Azure Cloud Outage: Microsoft Offers Customer Credits


Microsoft, in response to a Leap Year bug that knocked out its Azure cloud services last month, said it is issuing 33 percent credits to Azure customers and overhauling its cloud disaster recovery, testing and customer services.

Microsoft said all customers using Windows Azure Compute, Access Control, Service Bus and Caching will receive the discounts for all of February, whether or not they were affected by the service.

Bill Laing, Microsoft's corporate vice president for the Server and Cloud Division, wrote in a blog that a software bug related to incorrect date/time values associated with Leap Year triggered automatic responses that shut down the regular exchange of "transfer certificates" that encrypt applications moving among virtual servers in the data center.
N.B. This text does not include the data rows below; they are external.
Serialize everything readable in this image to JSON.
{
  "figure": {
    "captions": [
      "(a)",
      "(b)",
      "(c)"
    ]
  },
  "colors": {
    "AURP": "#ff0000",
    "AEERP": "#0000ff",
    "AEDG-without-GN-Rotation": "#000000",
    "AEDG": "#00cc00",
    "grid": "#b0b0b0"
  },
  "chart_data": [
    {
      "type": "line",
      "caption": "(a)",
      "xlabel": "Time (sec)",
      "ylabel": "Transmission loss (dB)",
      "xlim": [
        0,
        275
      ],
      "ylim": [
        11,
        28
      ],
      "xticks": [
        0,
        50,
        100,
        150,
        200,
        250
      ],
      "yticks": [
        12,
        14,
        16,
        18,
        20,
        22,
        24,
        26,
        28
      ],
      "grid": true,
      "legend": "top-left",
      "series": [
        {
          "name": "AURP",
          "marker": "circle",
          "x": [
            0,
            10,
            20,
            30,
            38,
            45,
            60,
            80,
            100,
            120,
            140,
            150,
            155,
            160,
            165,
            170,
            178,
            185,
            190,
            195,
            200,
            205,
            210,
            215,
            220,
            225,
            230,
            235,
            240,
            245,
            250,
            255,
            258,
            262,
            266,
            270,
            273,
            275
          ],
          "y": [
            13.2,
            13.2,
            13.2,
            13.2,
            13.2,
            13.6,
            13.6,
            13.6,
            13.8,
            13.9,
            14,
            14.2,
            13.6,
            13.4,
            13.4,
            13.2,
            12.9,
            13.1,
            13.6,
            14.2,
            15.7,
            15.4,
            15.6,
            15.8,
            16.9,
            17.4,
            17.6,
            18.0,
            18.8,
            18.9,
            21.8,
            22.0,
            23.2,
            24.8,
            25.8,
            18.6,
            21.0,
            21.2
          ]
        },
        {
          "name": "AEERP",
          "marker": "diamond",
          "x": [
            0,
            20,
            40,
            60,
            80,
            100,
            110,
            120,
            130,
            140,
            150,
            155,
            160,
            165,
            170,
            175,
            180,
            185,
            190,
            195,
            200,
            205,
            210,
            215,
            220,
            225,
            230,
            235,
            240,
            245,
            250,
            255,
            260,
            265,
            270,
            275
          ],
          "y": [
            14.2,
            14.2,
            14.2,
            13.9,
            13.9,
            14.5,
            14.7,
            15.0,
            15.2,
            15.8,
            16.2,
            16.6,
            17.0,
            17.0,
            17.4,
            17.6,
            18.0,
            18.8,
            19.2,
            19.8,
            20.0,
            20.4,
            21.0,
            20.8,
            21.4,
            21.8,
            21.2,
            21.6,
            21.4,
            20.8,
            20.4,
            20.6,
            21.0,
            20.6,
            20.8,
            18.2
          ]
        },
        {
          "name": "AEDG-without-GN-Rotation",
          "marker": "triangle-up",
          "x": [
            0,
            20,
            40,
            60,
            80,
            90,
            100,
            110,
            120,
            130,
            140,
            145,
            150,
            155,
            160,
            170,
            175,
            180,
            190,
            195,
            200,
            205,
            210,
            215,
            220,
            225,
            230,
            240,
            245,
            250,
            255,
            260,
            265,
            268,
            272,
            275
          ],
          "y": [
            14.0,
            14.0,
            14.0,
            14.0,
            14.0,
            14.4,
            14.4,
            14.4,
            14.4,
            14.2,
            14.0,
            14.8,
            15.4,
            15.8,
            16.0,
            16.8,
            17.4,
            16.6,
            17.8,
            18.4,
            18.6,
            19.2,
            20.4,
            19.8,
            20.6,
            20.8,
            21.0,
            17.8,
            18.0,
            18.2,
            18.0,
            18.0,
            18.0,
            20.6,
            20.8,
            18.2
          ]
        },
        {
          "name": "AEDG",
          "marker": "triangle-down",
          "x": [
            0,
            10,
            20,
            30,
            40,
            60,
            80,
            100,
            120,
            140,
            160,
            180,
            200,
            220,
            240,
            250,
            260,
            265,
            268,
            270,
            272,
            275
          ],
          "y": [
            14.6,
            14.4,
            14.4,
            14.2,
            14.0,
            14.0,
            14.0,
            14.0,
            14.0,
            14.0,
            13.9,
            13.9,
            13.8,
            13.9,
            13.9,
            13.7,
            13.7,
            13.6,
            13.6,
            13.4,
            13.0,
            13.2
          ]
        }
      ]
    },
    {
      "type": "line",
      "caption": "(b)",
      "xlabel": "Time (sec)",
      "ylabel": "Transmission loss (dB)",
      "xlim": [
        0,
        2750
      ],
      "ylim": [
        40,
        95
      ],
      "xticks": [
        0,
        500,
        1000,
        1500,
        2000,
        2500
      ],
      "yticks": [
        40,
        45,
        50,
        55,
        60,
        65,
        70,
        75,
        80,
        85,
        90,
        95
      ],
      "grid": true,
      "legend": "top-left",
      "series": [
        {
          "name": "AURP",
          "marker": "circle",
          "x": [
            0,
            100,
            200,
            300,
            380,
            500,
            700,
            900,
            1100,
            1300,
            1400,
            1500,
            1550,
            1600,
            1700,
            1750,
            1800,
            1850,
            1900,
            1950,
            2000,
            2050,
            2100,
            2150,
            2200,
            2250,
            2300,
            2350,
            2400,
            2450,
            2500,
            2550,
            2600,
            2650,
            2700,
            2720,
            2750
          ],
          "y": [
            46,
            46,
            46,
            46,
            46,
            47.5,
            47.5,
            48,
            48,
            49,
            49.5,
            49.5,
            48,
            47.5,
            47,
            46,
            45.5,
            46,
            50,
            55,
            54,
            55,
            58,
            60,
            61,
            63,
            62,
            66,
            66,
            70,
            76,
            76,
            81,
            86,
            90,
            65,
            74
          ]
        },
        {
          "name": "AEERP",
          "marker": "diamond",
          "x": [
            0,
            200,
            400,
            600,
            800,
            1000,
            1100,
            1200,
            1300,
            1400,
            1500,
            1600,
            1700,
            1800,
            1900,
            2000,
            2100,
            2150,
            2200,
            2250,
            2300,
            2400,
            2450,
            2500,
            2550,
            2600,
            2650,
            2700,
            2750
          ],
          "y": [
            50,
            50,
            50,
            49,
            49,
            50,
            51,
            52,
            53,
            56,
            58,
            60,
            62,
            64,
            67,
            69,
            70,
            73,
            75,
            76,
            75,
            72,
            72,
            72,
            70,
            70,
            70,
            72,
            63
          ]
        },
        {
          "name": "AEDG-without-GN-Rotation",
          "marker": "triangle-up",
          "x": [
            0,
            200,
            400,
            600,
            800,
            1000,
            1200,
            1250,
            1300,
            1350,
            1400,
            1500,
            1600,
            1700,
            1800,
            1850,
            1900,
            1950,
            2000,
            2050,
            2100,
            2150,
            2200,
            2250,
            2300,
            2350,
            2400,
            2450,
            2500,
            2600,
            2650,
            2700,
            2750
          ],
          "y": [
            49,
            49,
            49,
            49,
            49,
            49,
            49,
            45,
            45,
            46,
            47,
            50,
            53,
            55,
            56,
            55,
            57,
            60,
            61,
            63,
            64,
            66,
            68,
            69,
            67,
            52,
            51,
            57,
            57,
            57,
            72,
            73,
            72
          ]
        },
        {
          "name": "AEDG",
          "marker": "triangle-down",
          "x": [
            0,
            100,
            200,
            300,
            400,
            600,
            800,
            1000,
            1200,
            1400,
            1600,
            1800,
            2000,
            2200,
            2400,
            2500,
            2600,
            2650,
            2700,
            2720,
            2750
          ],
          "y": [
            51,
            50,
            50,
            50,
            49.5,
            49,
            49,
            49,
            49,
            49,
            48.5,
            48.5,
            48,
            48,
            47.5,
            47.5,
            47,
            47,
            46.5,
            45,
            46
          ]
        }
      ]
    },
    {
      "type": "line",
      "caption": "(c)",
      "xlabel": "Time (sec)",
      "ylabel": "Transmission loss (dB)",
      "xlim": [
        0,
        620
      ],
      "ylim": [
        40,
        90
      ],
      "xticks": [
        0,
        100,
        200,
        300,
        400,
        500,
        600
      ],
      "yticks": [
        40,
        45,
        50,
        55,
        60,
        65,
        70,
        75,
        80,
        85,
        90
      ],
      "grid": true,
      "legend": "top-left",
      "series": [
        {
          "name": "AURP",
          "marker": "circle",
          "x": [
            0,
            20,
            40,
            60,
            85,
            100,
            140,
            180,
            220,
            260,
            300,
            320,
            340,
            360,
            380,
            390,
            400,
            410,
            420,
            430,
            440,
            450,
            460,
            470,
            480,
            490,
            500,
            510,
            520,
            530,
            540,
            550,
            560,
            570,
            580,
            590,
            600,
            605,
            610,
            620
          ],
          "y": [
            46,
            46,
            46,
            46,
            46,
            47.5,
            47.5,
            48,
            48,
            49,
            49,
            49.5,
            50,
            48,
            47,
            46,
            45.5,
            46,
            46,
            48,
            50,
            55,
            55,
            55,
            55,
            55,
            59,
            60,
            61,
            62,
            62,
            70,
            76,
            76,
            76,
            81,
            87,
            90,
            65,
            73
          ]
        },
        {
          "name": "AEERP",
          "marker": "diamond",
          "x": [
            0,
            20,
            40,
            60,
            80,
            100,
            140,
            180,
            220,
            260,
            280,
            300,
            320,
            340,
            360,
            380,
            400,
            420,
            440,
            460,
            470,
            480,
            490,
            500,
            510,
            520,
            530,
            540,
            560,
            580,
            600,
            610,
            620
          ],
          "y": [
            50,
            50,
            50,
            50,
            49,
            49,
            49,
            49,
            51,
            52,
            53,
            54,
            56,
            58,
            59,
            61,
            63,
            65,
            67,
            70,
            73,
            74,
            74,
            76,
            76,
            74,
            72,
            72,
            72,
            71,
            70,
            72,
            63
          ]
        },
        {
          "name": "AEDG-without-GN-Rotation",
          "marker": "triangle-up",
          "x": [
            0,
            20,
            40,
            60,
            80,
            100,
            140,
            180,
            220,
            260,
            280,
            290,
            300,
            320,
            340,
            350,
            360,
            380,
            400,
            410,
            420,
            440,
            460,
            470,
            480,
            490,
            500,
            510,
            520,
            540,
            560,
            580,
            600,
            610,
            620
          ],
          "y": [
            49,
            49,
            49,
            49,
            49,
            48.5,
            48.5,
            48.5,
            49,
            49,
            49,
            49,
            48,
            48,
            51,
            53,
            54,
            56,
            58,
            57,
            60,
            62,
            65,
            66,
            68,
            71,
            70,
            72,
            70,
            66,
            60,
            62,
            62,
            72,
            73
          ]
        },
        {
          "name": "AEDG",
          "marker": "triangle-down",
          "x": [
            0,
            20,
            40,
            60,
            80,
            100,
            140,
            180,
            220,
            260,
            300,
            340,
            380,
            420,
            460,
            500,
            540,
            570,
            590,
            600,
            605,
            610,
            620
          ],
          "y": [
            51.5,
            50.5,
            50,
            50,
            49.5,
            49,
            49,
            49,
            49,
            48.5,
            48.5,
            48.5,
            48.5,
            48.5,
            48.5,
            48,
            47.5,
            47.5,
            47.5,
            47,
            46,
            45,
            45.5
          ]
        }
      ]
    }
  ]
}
"We know that many of our customers were impacted by this event and we want to be transparent about what happened, what issues we found, how we plan to address these issues, and how we are learning from the incident to prevent a similar occurrence in the future," Laing wrote.

Laing said the bug triggered at 4 p.m. PST, Feb. 28, starting a series of cascading server system failures in Microsoft’s data centers. Developers identified the bug at 6:38 p.m. PST. They disabled Azure service management functionality in all clusters worldwide at 6:55 p.m. PST to stop escalating failures.

Fixes were rolled out, and at 5:23 a.m. PST, Feb. 29, Microsoft said that service management had been restored to the majority of systems. However, the last services were not brought back online and Microsoft Azure was not pronounced completely healthy until 2:15 a.m. PST, March 1. Azure Storage and SQL Azure were not affected by the outage.

Going forward, the company will redesign the Windows Azure Dashboard, the interface that communicates the functionality of the cloud service to customers. More resources will be committed to make the dashboard more robust to prevent it from being overwhelmed by requests, as it was during the outage. Summaries also will be published more frequently and include more details.

In addition, bug testing will be improved and more detailed controls will be developed for automatic shutdown of the service and to record failures more quickly.

Laing wrote that Microsoft is also re-evaluating customer support and staffing and taking steps to provide more information through more channels. The company also is considering expanding social media communications through Facebook and Twitter.

Azure customers reacted positively to Microsoft's upcoming changes.

"I am glad for the candidness in this disclosure and hope to see more of this from all of the cloud vendors for the future," wrote Magnus Mårtensson noopman on the Azure comment page.

"Your transparency is refreshing and certainly appreciated," Marc Dersen wrote. "I believe we can all learn from this incident, especially since both disruptions were the direct result of human errors."

David Geevaratne, president of New Signature, a Washington, D.C.-based Microsoft partner and provider of cloud and Office 365 services, applauded Microsoft in an interview for revising its Azure best practices, especially for improving testing.

"Partners and customers think testing and quality assurance are extremely important parts of any system, and I'm glad Microsoft is devoting more attention to them," he said.